Epilogue d'une saga de plus de 30 ans mêlant infrastructures, sécurité routière, patrimoine et environnement, la justice administrative tranche mardi à Bordeaux sur le projet controversé du contournement routier de Beynac, commune de Dordogne considérée comme l'un des plus beaux villages de France.
Faut-il, ou pas, construire une rocade de contournement de 3,2 km, un projet de 32 millions d'euros, autour de Beynac-et-Cazenac, village de 550 âmes au pied d'une forteresse classée du XIIe siècle, et sur un axe routier départemental Bergerac-Sarlat fréquenté, avec des pointes à 10.000 véhicules par jour en haute saison touristique ?
Depuis des années d'étude d'impact, d'enquête publique et de procédure, partisans et opposants du contournement se renvoient les arguments.
D'un côté sécurité, fluidité du trafic, nuisance sonore, pollution. Et de l'autre la destruction, dans un site classé Natura 2000 et "réserve de biosphère" d'habitats de plus de 120 espèces dont des protégées, chiroptères, mammifères semi-aquatiques, reptiles ou amphibiens. Sans compter l'impact visuel à un site hors pair, une vallée parsemée de châteaux.
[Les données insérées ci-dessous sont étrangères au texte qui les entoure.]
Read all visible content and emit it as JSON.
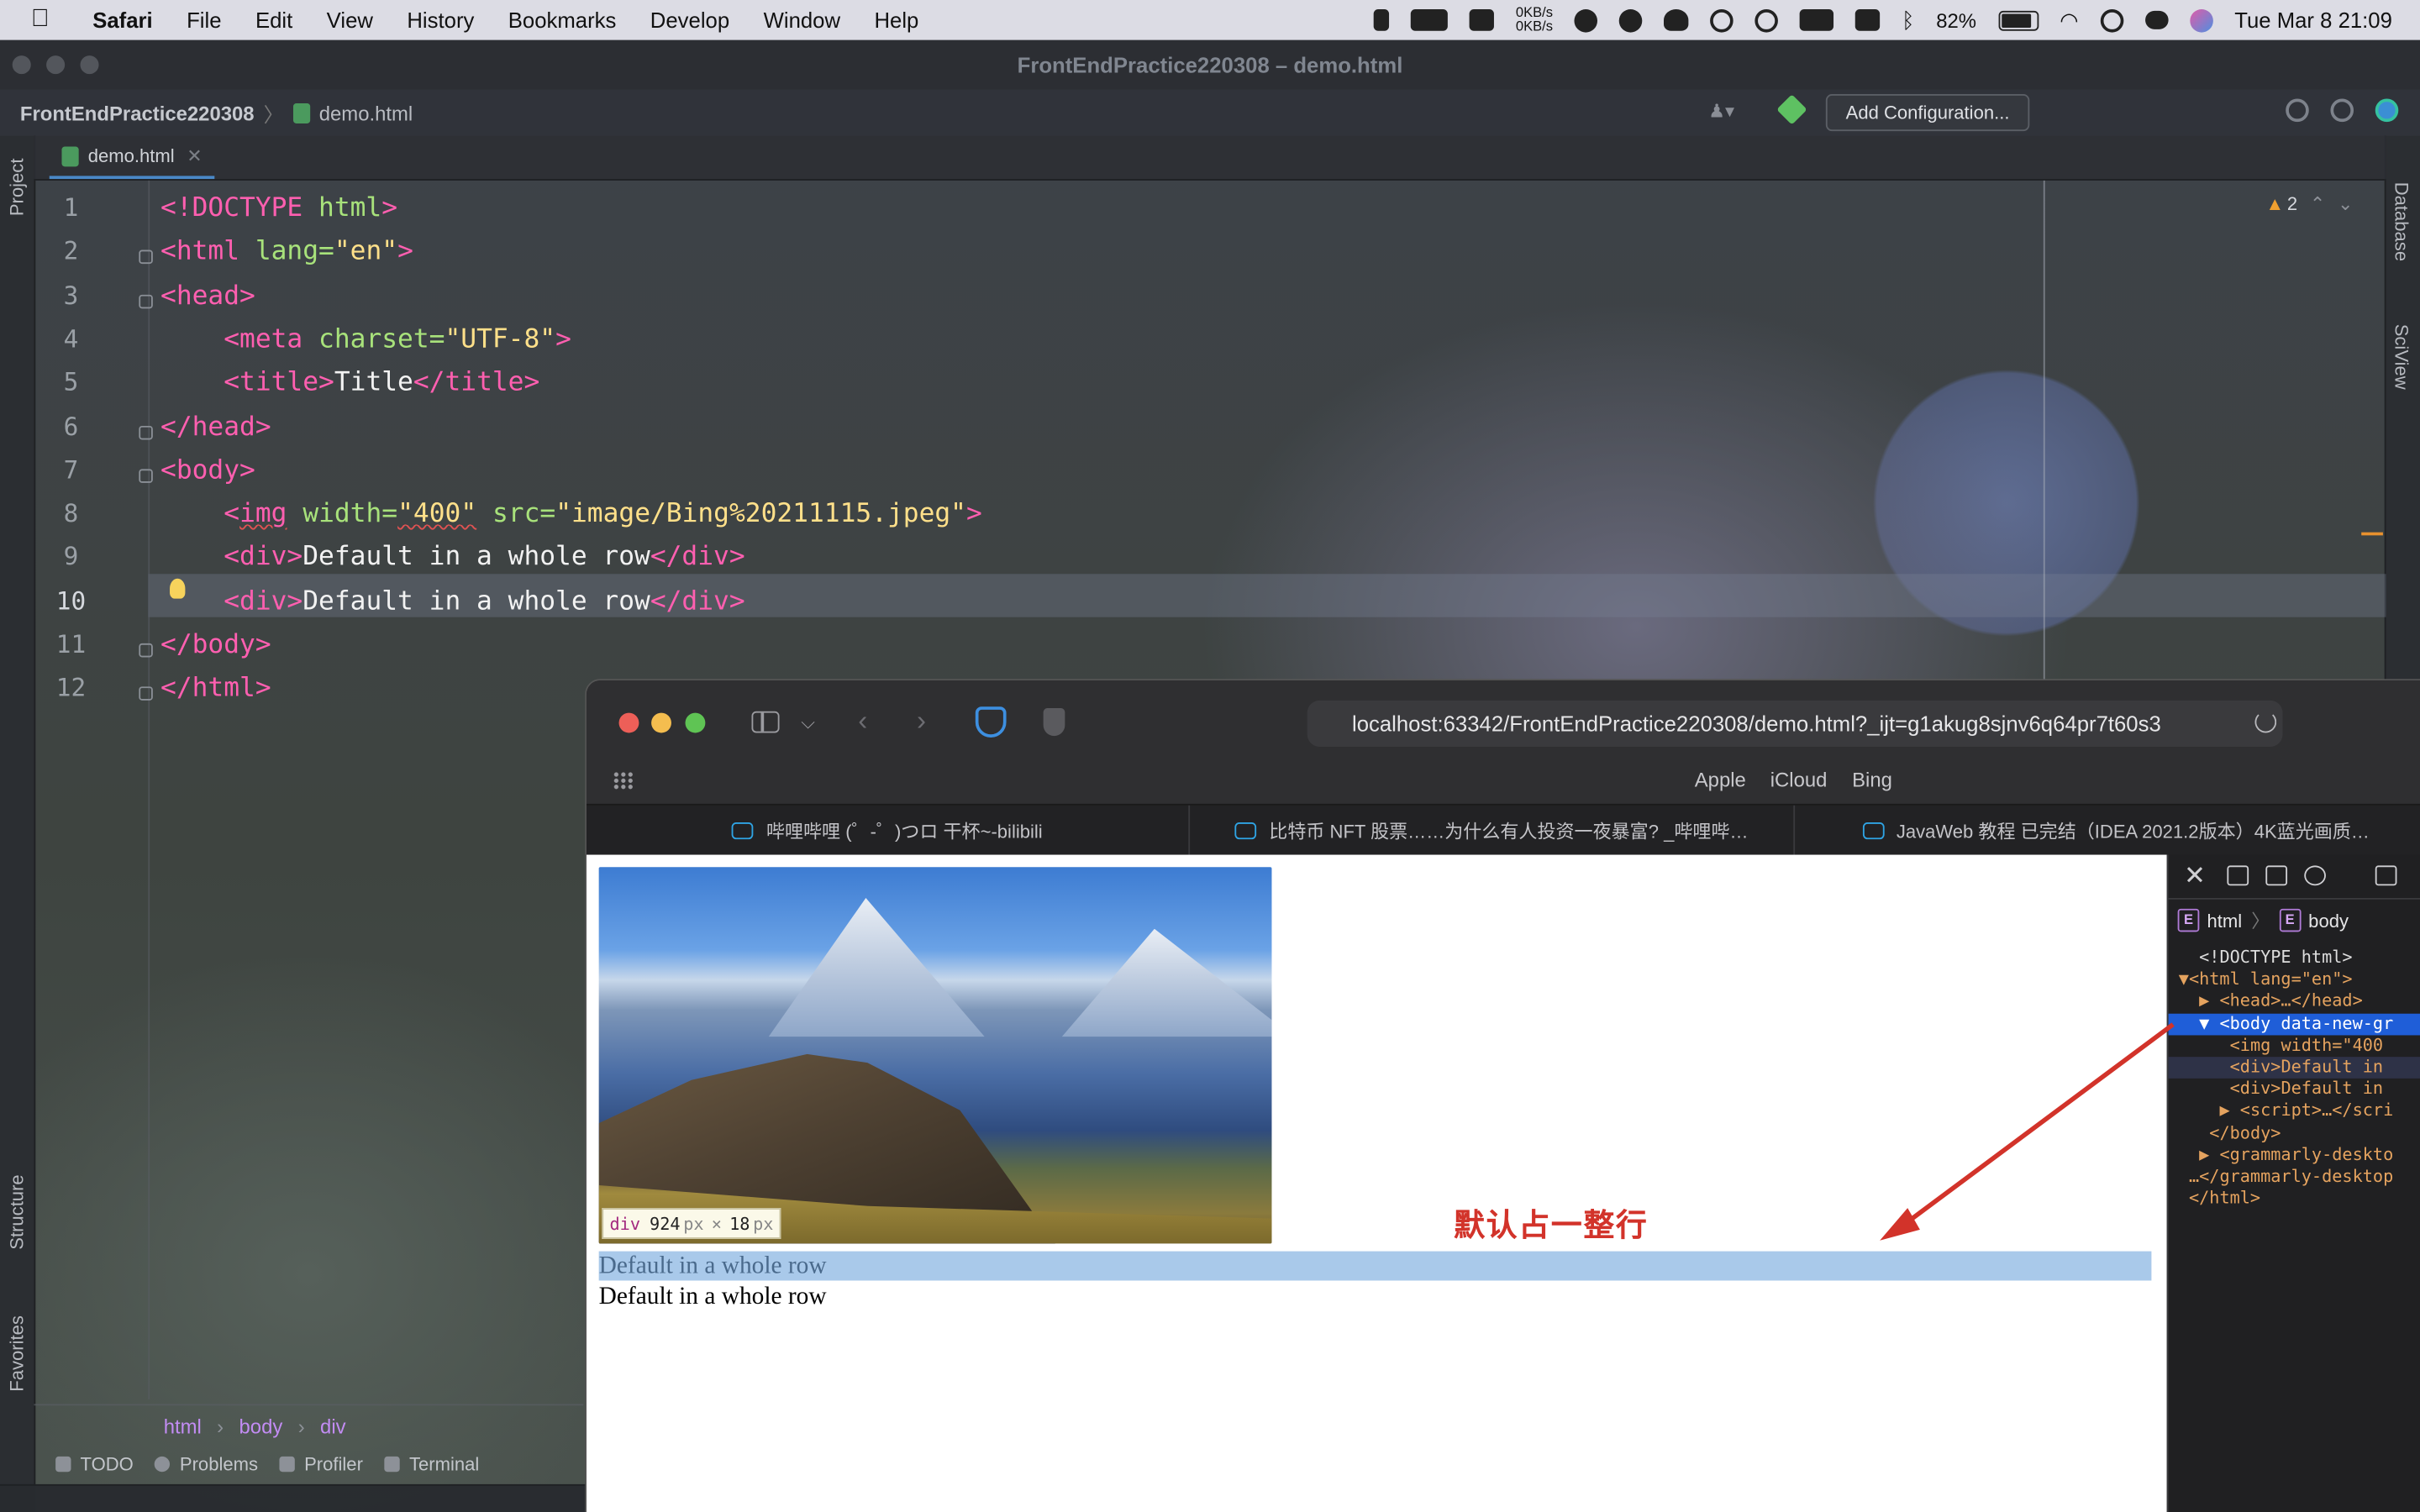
{
  "menubar": {
    "app": "Safari",
    "items": [
      "File",
      "Edit",
      "View",
      "History",
      "Bookmarks",
      "Develop",
      "Window",
      "Help"
    ],
    "net_up": "0KB/s",
    "net_down": "0KB/s",
    "battery_pct": "82%",
    "battery_level": 0.82,
    "datetime": "Tue Mar 8  21:09"
  },
  "ide": {
    "window_title": "FrontEndPractice220308 – demo.html",
    "project": "FrontEndPractice220308",
    "file": "demo.html",
    "add_config": "Add Configuration...",
    "tab": "demo.html",
    "left_tools": {
      "project": "Project",
      "structure": "Structure",
      "favorites": "Favorites"
    },
    "right_tools": {
      "database": "Database",
      "sciview": "SciView"
    },
    "warnings": "2",
    "current_line": 10,
    "lines": [
      {
        "n": "1",
        "tokens": [
          [
            "tg",
            "<!DOCTYPE "
          ],
          [
            "at",
            "html"
          ],
          [
            "tg",
            ">"
          ]
        ]
      },
      {
        "n": "2",
        "tokens": [
          [
            "tg",
            "<html "
          ],
          [
            "at",
            "lang="
          ],
          [
            "vl",
            "\"en\""
          ],
          [
            "tg",
            ">"
          ]
        ]
      },
      {
        "n": "3",
        "tokens": [
          [
            "tg",
            "<head>"
          ]
        ]
      },
      {
        "n": "4",
        "tokens": [
          [
            "tx",
            "    "
          ],
          [
            "tg",
            "<meta "
          ],
          [
            "at",
            "charset="
          ],
          [
            "vl",
            "\"UTF-8\""
          ],
          [
            "tg",
            ">"
          ]
        ]
      },
      {
        "n": "5",
        "tokens": [
          [
            "tx",
            "    "
          ],
          [
            "tg",
            "<title>"
          ],
          [
            "tx",
            "Title"
          ],
          [
            "tg",
            "</title>"
          ]
        ]
      },
      {
        "n": "6",
        "tokens": [
          [
            "tg",
            "</head>"
          ]
        ]
      },
      {
        "n": "7",
        "tokens": [
          [
            "tg",
            "<body>"
          ]
        ]
      },
      {
        "n": "8",
        "tokens": [
          [
            "tx",
            "    "
          ],
          [
            "tg",
            "<"
          ],
          [
            "tgsq",
            "img"
          ],
          [
            "tx",
            " "
          ],
          [
            "at",
            "width="
          ],
          [
            "vlsq",
            "\"400\""
          ],
          [
            "tx",
            " "
          ],
          [
            "at",
            "src="
          ],
          [
            "vl",
            "\"image/Bing%20211115.jpeg\""
          ],
          [
            "tg",
            ">"
          ]
        ]
      },
      {
        "n": "9",
        "tokens": [
          [
            "tx",
            "    "
          ],
          [
            "tg",
            "<div>"
          ],
          [
            "tx",
            "Default in a whole row"
          ],
          [
            "tg",
            "</div>"
          ]
        ]
      },
      {
        "n": "10",
        "tokens": [
          [
            "tx",
            "    "
          ],
          [
            "tg",
            "<div>"
          ],
          [
            "tx",
            "Default in a whole row"
          ],
          [
            "tg",
            "</div>"
          ]
        ]
      },
      {
        "n": "11",
        "tokens": [
          [
            "tg",
            "</body>"
          ]
        ]
      },
      {
        "n": "12",
        "tokens": [
          [
            "tg",
            "</html>"
          ]
        ]
      }
    ],
    "bottom_crumbs": [
      "html",
      "body",
      "div"
    ],
    "bottom_tools": [
      "TODO",
      "Problems",
      "Profiler",
      "Terminal"
    ]
  },
  "safari": {
    "url": "localhost:63342/FrontEndPractice220308/demo.html?_ijt=g1akug8sjnv6q64pr7t60s3",
    "favorites": [
      "Apple",
      "iCloud",
      "Bing"
    ],
    "tabs": [
      "哔哩哔哩 (゜-゜)つロ 干杯~-bilibili",
      "比特币 NFT 股票……为什么有人投资一夜暴富? _哔哩哔…",
      "JavaWeb 教程 已完结（IDEA 2021.2版本）4K蓝光画质…"
    ],
    "page": {
      "row1": "Default in a whole row",
      "row2": "Default in a whole row",
      "tooltip_tag": "div",
      "tooltip_w": "924",
      "tooltip_h": "18",
      "tooltip_unit": "px",
      "tooltip_x": "×",
      "annotation": "默认占一整行"
    },
    "devtools": {
      "crumbs": [
        "html",
        "body"
      ],
      "dom_lines": [
        {
          "t": "<!DOCTYPE html>",
          "cls": "dtx",
          "ind": "   "
        },
        {
          "t": "▼<html lang=\"en\">",
          "cls": "dt",
          "ind": " "
        },
        {
          "t": "▶ <head>…</head>",
          "cls": "dt",
          "ind": "   "
        },
        {
          "t": "▼ <body data-new-gr",
          "cls": "dtx",
          "ind": "   ",
          "sel": true
        },
        {
          "t": "<img width=\"400",
          "cls": "dt",
          "ind": "      "
        },
        {
          "t": "<div>Default in",
          "cls": "dt",
          "ind": "      ",
          "sub": true
        },
        {
          "t": "<div>Default in",
          "cls": "dt",
          "ind": "      "
        },
        {
          "t": "▶ <script>…</scri",
          "cls": "dt",
          "ind": "     "
        },
        {
          "t": "</body>",
          "cls": "dt",
          "ind": "    "
        },
        {
          "t": "▶ <grammarly-deskto",
          "cls": "dt",
          "ind": "   "
        },
        {
          "t": "…</grammarly-desktop",
          "cls": "dt",
          "ind": "  "
        },
        {
          "t": "</html>",
          "cls": "dt",
          "ind": "  "
        }
      ]
    }
  },
  "colors": {
    "accent": "#1f5ed8",
    "annotation": "#d2332a",
    "selection": "#a9c9ea"
  }
}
A l'audience fin novembre à la Cour administrative d'appel de Bordeaux, la rapporteure publique, dont les conclusions sont le plus souvent suivies, avait estimé qu'il y avait lieu de confirmer la position des juges du tribunal administratif, qui en avril, avait annulé un arrêté préfectoral de 2018 autorisant le contournement.
Le projet "ne répond pas à une raison impérative d'intérêt public présentant un caractère majeur" qui permettrait une dérogation à l'atteinte à l'environnement, avaient alors considéré les juges.
- "Il y aura des morts" -
Suivant le tribunal, la rapporteure publique a aussi recommandé en novembre une remise en l'état du site, en l'espèce sous 18 mois. C'est-à-dire la démolition d'éléments déjà construits du chantier entamé en 2018, (notamment deux piles de pont dans le lit de la Dordogne), à l'arrêt depuis 12 mois.
Que veut vraiment la vallée ? Là encore, partisans et opposants se renvoient les chiffres à la face.
Les défenseurs du patrimoine et de l'environnement --dont l'animateur Stéphane Bern a épousé la cause-- invoquent l'enquête publique de 2017 attestant "85% de participants s'exprimant contre le projet". Le département conduit par le PS Germinal Peiro revendique le soutien d'une majorité d'élus locaux, (418 maires sur 500), de meetings de soutien suivis par des milliers de personnes.
"Un jour il y aura des morts à Beynac, et nous serons tous responsables", a lancé, en référence à la sécurité routière, Germinal Peiro fin novembre à l'audience sur le fond, une audience tendue dans une salle comble, physiquement scindée en deux camps, qui a reflété les antagonismes ancrés depuis des années.
Le département a déjà indiqué qu'il se battrait jusqu'au bout pour le projet, et éviter une explosion des coûts, avec les plus de 12,7 millions envisagés pour la démolition, selon le constructeur Bouygues. Une détermination similaire du côté des opposants préfigure, quelle que soit la décision mardi, un pourvoi en cassation devant le Conseil d'Etat.